What is the "evidence stacking up" please Goldrill? I thought it was merely supposition rather than evidence.
I had concerns with the former links the participating researchers had with baby food companies, which could be a conflict of interest. There also seemed to be insufficient information provided to participants on the other (not allergy related, but other health related) risks of introducing foods other than breastmilk prior to 6 months.
Those would have been my worries.
Am just off for the weekend but will dig out the stuff I read when I resurface.
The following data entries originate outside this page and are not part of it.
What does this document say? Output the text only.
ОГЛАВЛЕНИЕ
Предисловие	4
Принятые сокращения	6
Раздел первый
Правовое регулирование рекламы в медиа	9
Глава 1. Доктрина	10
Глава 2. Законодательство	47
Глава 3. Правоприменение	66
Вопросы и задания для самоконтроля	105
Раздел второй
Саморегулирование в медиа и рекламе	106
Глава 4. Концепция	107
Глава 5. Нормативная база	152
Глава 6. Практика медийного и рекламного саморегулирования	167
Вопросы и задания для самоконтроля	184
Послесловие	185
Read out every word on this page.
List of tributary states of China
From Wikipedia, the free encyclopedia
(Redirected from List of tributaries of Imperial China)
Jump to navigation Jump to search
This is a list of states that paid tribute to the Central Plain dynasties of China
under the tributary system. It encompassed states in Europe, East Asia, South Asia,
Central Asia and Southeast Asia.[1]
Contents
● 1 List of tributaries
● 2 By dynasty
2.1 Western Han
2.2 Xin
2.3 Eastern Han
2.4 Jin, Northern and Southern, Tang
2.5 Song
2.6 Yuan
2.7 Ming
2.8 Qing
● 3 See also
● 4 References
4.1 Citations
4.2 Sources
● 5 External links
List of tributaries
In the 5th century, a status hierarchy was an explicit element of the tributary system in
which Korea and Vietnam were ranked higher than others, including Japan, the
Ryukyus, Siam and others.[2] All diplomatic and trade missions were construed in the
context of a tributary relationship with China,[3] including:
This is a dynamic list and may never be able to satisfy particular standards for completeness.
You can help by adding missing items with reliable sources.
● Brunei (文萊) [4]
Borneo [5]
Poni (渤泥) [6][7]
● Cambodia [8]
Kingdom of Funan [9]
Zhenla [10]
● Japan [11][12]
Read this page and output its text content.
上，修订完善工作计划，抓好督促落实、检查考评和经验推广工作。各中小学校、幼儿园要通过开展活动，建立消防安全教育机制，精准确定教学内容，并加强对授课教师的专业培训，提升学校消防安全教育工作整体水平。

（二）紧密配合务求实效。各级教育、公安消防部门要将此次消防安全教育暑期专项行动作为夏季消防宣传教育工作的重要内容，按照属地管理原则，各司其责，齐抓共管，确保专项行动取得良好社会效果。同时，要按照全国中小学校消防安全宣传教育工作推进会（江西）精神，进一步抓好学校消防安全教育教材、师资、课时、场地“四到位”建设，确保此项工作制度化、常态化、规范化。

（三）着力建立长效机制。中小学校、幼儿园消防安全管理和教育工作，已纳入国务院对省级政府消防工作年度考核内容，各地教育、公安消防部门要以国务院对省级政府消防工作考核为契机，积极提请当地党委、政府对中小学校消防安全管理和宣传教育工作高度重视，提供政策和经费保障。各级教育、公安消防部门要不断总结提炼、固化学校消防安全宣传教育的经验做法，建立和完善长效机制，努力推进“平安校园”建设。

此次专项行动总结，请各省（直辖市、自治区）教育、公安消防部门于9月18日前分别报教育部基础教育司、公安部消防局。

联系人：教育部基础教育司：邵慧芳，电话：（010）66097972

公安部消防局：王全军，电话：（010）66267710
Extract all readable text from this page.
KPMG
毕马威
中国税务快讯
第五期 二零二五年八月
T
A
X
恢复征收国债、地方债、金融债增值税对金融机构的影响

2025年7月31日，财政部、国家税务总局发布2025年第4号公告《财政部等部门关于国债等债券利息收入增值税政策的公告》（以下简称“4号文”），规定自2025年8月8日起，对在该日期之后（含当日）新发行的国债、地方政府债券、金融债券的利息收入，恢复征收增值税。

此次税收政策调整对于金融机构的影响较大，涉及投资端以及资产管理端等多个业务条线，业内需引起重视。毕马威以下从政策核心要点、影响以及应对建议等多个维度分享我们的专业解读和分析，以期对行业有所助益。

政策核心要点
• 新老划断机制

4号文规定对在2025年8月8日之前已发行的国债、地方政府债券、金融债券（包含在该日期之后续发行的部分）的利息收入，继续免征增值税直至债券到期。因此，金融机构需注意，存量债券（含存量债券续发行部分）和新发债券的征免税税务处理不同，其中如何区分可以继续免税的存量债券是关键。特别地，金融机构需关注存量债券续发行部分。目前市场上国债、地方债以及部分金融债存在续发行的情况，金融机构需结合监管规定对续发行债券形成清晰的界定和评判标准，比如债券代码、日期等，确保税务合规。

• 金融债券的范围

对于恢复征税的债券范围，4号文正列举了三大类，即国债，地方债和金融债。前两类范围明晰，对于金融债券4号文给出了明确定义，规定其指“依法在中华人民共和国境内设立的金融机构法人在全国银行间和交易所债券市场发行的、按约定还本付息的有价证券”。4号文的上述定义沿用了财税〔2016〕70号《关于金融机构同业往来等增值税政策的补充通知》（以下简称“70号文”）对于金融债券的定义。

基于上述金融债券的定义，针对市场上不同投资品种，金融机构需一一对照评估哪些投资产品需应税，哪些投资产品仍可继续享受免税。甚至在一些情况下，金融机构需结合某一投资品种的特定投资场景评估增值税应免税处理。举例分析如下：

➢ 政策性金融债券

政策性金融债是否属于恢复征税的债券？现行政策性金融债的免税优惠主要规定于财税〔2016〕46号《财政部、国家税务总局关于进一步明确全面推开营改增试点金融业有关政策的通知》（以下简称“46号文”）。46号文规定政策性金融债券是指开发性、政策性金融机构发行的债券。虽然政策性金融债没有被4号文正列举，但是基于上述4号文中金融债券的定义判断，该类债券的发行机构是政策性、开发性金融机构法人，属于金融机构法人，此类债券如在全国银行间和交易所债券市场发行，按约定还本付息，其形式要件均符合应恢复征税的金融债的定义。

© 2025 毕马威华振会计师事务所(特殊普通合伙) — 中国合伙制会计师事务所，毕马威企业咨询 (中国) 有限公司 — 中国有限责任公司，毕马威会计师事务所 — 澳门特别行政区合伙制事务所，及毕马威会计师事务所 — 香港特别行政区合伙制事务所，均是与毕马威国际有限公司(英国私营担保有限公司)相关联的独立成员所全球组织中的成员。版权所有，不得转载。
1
My main worries were also about introducing food generally before 6 months. After discussion with the doctors running the study I was sufficiently convinced that no harm was likely to arise that we decided to continue: we did join relatively late which certainly helped that decision. I think she was over 17 weeks before we got the all clear from the allergy tests to start introducing food - and I gathered that 17 weeks was seen as the point when changes to the gut wall would probably be complete.
I did not the researchers' links with baby food companies but most seemed to have been involved in an advisory capacity and I have no problem with that. I have to give advice to people whose industries I dislike/may not approve of to prevent them causing damage to, well, innocent parties - I may not like what they do but I am glad to have reduced their impact and improved their practice. I also find it reasonable that the big companies making baby food will want advice from the leaders in their field when it comes to topics as serious as allergy. But I am aware that that is my "moral/ethical stance" and that others may differ!